UN labour agency seeks to help Latin America cope with economic crisis

UN labour agency seeks to help Latin America cope with economic crisis

The United Nations International Labour Organization (ILO) today opened a meeting in Lima aimed at fostering solutions to Latin America’s current economic crisis.

The ILO meeting is being held in a regional context of low economic growth, high unemployment and the growing “informalization” of the labour market as more and more people work without social protection.

Urban unemployment in Latin America and the Caribbean rose in the third quarter of this year to 17 million – the highest figure in the past 22 years, according to the ILO, which warned that this would likely continue to rise as an additional 1 million people lose their jobs.

The four-day meeting brings together more than 400 delegates, representatives of governments and workers’ and employers’ organizations from 35 countries. They are considering the impact of globalization, gender and discrimination, the social and labour dimension of regional integration and the region’s lack of jobs and income.

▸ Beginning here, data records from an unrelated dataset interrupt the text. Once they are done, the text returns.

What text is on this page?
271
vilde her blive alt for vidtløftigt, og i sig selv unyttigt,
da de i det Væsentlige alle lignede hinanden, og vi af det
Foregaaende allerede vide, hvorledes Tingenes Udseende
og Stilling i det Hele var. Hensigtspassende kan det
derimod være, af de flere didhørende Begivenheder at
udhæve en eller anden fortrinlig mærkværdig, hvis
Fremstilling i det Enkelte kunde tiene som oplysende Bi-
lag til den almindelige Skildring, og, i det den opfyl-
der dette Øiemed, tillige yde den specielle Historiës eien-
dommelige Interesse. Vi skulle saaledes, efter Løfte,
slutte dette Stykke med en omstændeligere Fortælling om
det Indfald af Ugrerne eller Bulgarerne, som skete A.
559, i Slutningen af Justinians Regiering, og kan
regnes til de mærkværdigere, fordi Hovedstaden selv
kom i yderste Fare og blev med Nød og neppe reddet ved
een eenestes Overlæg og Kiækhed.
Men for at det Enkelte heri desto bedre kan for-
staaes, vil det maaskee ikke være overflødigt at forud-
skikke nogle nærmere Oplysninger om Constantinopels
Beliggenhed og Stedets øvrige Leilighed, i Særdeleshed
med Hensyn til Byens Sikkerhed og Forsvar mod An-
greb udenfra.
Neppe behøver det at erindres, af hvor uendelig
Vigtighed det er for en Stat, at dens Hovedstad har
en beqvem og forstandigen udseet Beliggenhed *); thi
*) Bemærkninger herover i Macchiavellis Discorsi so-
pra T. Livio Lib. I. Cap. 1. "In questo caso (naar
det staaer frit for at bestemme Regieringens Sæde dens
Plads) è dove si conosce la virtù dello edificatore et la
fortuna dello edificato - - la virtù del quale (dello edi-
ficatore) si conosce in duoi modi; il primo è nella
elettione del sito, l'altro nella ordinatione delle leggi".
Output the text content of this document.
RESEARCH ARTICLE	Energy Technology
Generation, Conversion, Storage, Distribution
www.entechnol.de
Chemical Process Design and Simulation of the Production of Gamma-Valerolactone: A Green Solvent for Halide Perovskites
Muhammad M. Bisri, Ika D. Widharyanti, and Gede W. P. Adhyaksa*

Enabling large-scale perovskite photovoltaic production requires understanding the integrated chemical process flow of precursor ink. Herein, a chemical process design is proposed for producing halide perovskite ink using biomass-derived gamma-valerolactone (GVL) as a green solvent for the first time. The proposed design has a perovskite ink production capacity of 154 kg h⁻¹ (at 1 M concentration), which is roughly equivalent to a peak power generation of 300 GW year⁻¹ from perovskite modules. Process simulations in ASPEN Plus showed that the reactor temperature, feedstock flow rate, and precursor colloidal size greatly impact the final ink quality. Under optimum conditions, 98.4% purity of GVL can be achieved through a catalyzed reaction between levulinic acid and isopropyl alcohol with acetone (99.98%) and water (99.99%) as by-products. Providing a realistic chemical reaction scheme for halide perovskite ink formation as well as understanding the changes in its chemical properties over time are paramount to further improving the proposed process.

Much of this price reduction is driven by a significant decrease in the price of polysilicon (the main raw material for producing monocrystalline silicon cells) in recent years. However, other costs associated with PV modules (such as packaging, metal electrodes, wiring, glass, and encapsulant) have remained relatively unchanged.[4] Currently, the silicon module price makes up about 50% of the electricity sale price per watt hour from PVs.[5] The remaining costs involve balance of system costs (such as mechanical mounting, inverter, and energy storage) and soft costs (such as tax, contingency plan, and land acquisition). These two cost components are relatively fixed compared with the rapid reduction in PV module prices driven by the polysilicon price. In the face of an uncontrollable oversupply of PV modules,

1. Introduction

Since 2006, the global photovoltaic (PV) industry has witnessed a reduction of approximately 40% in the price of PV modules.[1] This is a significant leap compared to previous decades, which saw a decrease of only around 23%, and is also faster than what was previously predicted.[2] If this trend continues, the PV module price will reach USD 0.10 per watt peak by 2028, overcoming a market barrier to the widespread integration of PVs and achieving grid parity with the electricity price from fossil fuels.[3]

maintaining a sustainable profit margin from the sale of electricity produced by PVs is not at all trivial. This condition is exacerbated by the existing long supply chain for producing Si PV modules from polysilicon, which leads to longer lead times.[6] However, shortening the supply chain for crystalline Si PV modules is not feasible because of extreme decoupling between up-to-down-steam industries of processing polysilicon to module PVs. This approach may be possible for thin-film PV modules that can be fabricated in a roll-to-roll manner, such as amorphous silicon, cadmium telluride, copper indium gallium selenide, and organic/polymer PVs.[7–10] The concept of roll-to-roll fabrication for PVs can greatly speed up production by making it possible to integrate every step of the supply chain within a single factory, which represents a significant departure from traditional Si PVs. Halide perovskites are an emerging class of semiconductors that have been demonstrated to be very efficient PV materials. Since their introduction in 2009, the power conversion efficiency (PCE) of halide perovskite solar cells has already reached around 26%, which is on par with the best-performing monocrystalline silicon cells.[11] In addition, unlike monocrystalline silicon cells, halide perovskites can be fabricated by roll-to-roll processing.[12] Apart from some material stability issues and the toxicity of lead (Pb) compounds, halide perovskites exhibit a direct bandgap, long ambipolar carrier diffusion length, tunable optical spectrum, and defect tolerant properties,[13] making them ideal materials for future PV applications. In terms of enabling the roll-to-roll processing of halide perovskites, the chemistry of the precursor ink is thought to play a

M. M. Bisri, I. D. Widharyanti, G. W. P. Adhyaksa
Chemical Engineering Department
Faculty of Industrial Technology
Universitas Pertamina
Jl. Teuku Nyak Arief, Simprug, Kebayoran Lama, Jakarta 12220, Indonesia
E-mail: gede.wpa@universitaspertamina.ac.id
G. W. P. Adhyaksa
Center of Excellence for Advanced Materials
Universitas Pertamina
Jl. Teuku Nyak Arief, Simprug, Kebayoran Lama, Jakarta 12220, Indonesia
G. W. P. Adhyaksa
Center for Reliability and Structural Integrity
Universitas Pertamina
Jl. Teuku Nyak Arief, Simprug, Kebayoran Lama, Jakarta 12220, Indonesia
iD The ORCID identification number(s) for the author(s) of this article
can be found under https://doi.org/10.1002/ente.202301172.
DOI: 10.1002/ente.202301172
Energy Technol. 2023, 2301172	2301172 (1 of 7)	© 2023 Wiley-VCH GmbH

“We are faced with populations in despair who cannot understand how their own countries can have come to such a pass and who in many cases feel themselves to be the true pariahs of globalization,” ILO Director-General Juan Somavia said.

In a report to the meeting, he blames the crisis in part on “serious shortcomings in the functioning of democratic institutions,” widespread corruption, and society’s loss of confidence in the independence of those in power, their institutions and the judicial system.

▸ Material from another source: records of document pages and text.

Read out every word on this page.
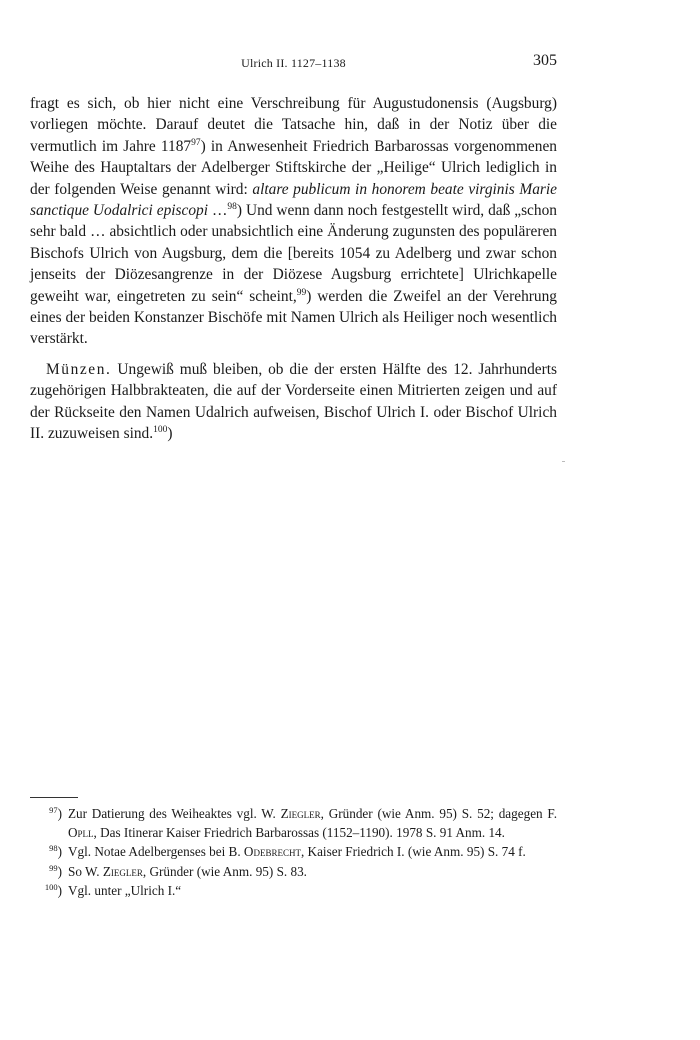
Ulrich II. 1127–1138	305

fragt es sich, ob hier nicht eine Verschreibung für Augustudonensis (Augsburg) vorliegen möchte. Darauf deutet die Tatsache hin, daß in der Notiz über die vermutlich im Jahre 1187$^{97}$) in Anwesenheit Friedrich Barbarossas vorgenommenen Weihe des Hauptaltars der Adelberger Stiftskirche der „Heilige“ Ulrich lediglich in der folgenden Weise genannt wird: altare publicum in honorem beate virginis Marie sanctique Uodalrici episcopi …$^{98}$) Und wenn dann noch festgestellt wird, daß „schon sehr bald … absichtlich oder unabsichtlich eine Änderung zugunsten des populäreren Bischofs Ulrich von Augsburg, dem die [bereits 1054 zu Adelberg und zwar schon jenseits der Diözesangrenze in der Diözese Augsburg errichtete] Ulrichkapelle geweiht war, eingetreten zu sein“ scheint,$^{99}$) werden die Zweifel an der Verehrung eines der beiden Konstanzer Bischöfe mit Namen Ulrich als Heiliger noch wesentlich verstärkt.

Münzen. Ungewiß muß bleiben, ob die der ersten Hälfte des 12. Jahrhunderts zugehörigen Halbbrakteaten, die auf der Vorderseite einen Mitrierten zeigen und auf der Rückseite den Namen Udalrich aufweisen, Bischof Ulrich I. oder Bischof Ulrich II. zuzuweisen sind.$^{100}$)

$^{97}$) Zur Datierung des Weiheaktes vgl. W. Ziegler, Gründer (wie Anm. 95) S. 52; dagegen F. Opll, Das Itinerar Kaiser Friedrich Barbarossas (1152–1190). 1978 S. 91 Anm. 14.
$^{98}$) Vgl. Notae Adelbergenses bei B. Odebrecht, Kaiser Friedrich I. (wie Anm. 95) S. 74 f.
$^{99}$) So W. Ziegler, Gründer (wie Anm. 95) S. 83.
$^{100}$) Vgl. unter „Ulrich I.“
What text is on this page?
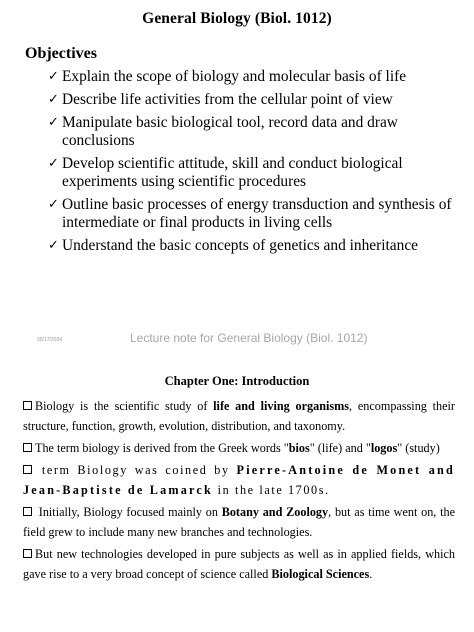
General Biology (Biol. 1012)
Objectives
✓ Explain the scope of biology and molecular basis of life
✓ Describe life activities from the cellular point of view
✓ Manipulate basic biological tool, record data and draw conclusions
✓ Develop scientific attitude, skill and conduct biological experiments using scientific procedures
✓ Outline basic processes of energy transduction and synthesis of intermediate or final products in living cells
✓ Understand the basic concepts of genetics and inheritance
05/17/2024	Lecture note for General Biology (Biol. 1012)
Chapter One: Introduction
Biology is the scientific study of life and living organisms, encompassing their structure, function, growth, evolution, distribution, and taxonomy.
The term biology is derived from the Greek words "bios" (life) and "logos" (study)
term Biology was coined by Pierre-Antoine de Monet and Jean-Baptiste de Lamarck in the late 1700s.
Initially, Biology focused mainly on Botany and Zoology, but as time went on, the field grew to include many new branches and technologies.
But new technologies developed in pure subjects as well as in applied fields, which gave rise to a very broad concept of science called Biological Sciences.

Faced with the seriousness of the economic crisis and the worsening of social and labour conditions in Latin America and the Caribbean, the Director-General calls for measures “not only to return to high and sustained economic growth, but also to incorporate social objectives into economic policy, democratize and modernize institutions, prevent corruption and violence and – the final goal – to achieve development with freedom, equity, security and human dignity.”